British composers after Handel have not been sitting on their hands. Perhaps because of the ubiquitous presence of pipe organs in most large English music rooms (every town hall had a pipe organ, well before the cities could support orchestras), there are plenty of opportunities for organs to sing along during the final pages of celebratory hymns and coronation marches-all banners waving, and the bombards blaring, too. And a host of English organist-composers have added colorfully to the repertoire.
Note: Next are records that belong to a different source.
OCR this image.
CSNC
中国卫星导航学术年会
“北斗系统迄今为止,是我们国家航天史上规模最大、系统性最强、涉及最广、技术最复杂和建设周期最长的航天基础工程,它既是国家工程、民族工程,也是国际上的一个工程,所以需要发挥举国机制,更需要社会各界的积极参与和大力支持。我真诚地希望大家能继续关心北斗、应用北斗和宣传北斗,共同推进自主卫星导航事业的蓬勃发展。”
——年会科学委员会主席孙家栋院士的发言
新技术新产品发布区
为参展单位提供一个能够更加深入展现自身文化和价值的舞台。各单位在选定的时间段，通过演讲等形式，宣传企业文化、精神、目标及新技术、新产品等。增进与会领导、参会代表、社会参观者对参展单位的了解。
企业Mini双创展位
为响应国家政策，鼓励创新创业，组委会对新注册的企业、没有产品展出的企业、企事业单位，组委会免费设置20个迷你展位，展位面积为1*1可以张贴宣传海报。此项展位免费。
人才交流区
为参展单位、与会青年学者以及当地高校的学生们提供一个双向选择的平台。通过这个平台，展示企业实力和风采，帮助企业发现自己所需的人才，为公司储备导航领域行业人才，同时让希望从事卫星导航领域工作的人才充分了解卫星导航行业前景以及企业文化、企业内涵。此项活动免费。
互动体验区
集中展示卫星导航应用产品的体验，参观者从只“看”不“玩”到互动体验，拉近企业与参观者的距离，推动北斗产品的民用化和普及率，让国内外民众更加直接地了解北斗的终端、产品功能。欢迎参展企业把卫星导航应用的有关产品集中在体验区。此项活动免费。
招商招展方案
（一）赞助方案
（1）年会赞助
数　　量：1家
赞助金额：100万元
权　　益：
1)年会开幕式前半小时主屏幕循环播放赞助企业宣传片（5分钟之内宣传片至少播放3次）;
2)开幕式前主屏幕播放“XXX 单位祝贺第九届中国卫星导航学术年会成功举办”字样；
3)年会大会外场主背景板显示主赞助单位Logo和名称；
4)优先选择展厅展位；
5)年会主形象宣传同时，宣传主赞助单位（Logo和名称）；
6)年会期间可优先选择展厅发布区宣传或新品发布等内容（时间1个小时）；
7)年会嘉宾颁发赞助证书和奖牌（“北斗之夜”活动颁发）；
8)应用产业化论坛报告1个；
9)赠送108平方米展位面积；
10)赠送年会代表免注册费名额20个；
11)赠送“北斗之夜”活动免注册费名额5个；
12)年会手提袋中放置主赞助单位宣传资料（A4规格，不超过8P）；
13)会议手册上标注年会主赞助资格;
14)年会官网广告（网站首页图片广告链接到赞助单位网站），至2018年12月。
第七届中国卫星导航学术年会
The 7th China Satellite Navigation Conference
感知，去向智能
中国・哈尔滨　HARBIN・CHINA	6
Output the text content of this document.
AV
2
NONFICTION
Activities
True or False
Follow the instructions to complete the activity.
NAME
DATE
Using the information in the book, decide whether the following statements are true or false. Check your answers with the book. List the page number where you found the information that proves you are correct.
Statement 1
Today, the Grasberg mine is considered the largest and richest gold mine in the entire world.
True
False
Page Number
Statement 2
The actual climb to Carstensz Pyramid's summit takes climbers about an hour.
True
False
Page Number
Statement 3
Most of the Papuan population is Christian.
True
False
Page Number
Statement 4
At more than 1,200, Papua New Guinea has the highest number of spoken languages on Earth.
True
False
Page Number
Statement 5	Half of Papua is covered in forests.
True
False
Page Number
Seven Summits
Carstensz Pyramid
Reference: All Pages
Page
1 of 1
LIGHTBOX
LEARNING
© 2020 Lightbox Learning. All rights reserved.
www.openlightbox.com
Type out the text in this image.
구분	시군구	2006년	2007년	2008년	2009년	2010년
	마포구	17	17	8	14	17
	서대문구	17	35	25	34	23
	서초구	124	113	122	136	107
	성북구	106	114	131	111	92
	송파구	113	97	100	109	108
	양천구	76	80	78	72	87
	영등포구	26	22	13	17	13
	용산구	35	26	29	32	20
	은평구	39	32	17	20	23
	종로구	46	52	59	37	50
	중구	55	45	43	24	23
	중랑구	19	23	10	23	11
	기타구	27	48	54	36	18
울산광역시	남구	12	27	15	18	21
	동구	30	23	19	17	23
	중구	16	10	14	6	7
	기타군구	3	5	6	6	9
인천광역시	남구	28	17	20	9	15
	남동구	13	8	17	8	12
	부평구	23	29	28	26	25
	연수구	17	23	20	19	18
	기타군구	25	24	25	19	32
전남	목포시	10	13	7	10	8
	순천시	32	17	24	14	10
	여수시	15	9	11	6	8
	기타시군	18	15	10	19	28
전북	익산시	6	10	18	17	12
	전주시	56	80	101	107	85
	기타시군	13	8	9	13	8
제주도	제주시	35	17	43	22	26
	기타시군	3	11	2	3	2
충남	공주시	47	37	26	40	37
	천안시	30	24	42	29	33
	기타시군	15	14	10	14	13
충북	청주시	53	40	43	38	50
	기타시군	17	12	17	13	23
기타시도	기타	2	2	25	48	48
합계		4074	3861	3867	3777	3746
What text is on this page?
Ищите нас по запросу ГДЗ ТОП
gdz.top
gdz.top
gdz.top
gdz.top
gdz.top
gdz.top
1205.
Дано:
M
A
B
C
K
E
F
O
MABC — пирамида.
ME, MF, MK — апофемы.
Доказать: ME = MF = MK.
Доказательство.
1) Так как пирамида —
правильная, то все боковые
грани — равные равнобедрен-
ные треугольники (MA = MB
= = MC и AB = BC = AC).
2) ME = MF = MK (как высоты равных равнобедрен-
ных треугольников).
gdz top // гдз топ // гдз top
Check out Malcolm Williamson, Peter Dickinson, William Mathias, Charles Stanford, Percy Whitlock, Basil Harwood, Quentin Maclean, or Kenneth Leighton.

The lists go on. (Two Italians, Enrico Bossi and Alfredo Casella, deserve a mention.) And somewhere or other, someone has recorded most of these pieces. But now’s the time to actually hear them live and, by getting the available repertoire on the boards, encourage living composers to try their hand at this game, too. Yes, every organ has its own personality, but writing for them is not as problematic as it may first appear. And while it may be true that more people hear organ music, live each week, than hear any other acoustic instrument, what’s done in church is very different from what is and can be done in a concert hall. It is a showplace, is it not?

Years ago, as a high-school kid collecting records, I found Frederick Fennell’s Eastman Wind Ensemble album (still available, now on CD) of William Walton’s coronation march, Crown Imperial. On that disc, the Eastman Theatre’s old Austin pipe organ surges in and around the climactic final pages: a compelling presence, a necessary binder, a glowing energy. By a happy twist of fate, 35 years later I was honored to join Dr. Fennell onstage at the Meyerson Symphony Center in Dallas as host for a program of Pomp and Pipes, with the Dallas Wind Symphony and the late organist Paul Riedo at the Meyerson’s incomparable Fisk instrument. We rocked ’em, baby. The music grabbed your guts-in a nice way. That’s the “why” and the “how.” Now, let’s make it happen.